Fast-Moving Tax-Cut Bill In Locke’s Hands Governor Cautions Lawmakers That Signing Measure Could Endanger Promised B&O; Tax Cuts

Associated Press

Everyone knows the wheels of government turn slowly, but there are exceptions, and week five of the 1997 Legislature will mark one of them.

The Republican-led Legislature will send Gov. Gary Locke a complicated and controversial measure to make big changes in the way state and local governments collect property taxes. Sponsors say the changes - new limits on rates and assessments - will gradually reduce the average property taxpayer’s bill, ultimately by a few hundred dollars a year.

The House plans to send the bill to Locke today.

The Democratic governor, who last week complained that lawmakers were moving too fast on property-tax cuts, says he doesn’t know if he will sign the measure. When combined with a modest property-tax-cut bill he signed last month, the cost would be about $220 million in the coming two-year budget cycle.

That, Locke says, could threaten other tax breaks, including, he hints, a planned $202 million cut in the business-and-occupation tax. The B&O measure is scheduled to move out of Senate committee on Tuesday.

House Speaker Clyde Ballard, R-East Wenatchee, and Senate Majority Leader Dan McDonald, R-Bellevue, are proud of the quick action, saying they believe it will forestall a citizen initiative to greatly slash property taxes.

But local government leaders, whose budgets will be affected, have a different take.

“It’s a knee-jerk reaction” that fails to carefully consider impacts on myriad local taxing districts,” Thurston County Commission Chairwoman Diane Oberquell, a conservative, told The Olympian newspaper.

Week five of the 105-day session also finds lawmakers displaying more typical behavior, plodding along on a host of perennial issues. They include overhaul of the juvenile justice and welfare systems, new limits on citizen access to health, abortion, gay rights, and higher education.

As has been the case for years, lawmakers in both chambers are bogged down over how to handle teenage criminals. Bipartisan negotiations stumbled last week after Democrats balked at a GOP plan to charge more minors as adults, with the possibility they would do their time in adult prisons.

The issue still faces its toughest hurdle - lack of money to pay for a new surge of juveniles into the corrections system. Serious work on the state’s $19 billion budget is weeks away.

This week will bring more committee hearings on welfare overhaul, putting off for now the coming clash between the GOP chambers over big differences in their approaches. The Senate’s plan, for example, would include aid for legal immigrants whose benefits were eliminated by Congress last year. The House may not go along with the provision.
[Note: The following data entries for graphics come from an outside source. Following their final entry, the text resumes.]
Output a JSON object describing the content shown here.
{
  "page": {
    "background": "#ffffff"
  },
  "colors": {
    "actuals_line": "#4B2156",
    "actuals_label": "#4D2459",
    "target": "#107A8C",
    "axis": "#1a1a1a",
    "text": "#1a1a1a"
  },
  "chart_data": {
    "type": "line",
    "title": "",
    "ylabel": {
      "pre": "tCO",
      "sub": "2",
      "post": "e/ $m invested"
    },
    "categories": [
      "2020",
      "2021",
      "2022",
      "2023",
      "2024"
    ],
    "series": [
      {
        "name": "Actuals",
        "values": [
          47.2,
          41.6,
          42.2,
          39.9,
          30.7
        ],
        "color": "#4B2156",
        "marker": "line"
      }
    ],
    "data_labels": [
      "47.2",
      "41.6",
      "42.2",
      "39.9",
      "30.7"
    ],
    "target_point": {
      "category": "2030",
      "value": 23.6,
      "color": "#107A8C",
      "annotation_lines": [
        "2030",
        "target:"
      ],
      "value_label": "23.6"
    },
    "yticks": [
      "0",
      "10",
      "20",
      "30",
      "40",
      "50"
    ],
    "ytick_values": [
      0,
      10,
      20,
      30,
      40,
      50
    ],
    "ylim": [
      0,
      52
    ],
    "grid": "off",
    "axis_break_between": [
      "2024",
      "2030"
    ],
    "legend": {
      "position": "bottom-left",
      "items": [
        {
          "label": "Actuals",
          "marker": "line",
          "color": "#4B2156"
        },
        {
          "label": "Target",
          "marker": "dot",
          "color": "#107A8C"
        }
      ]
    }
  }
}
A House panel will continue to work on ways to revise health care law to reduce access to health care insurance. The insurance industry wants lawmakers to eliminate a requirement that it allow anybody to sign up for health insurance despite their health histories.

Measures to ban same-sex marriage are working their way through committee and could reach the floor of each house this week or next. Locke opposes the legislation, calling it divisive and unnecessary.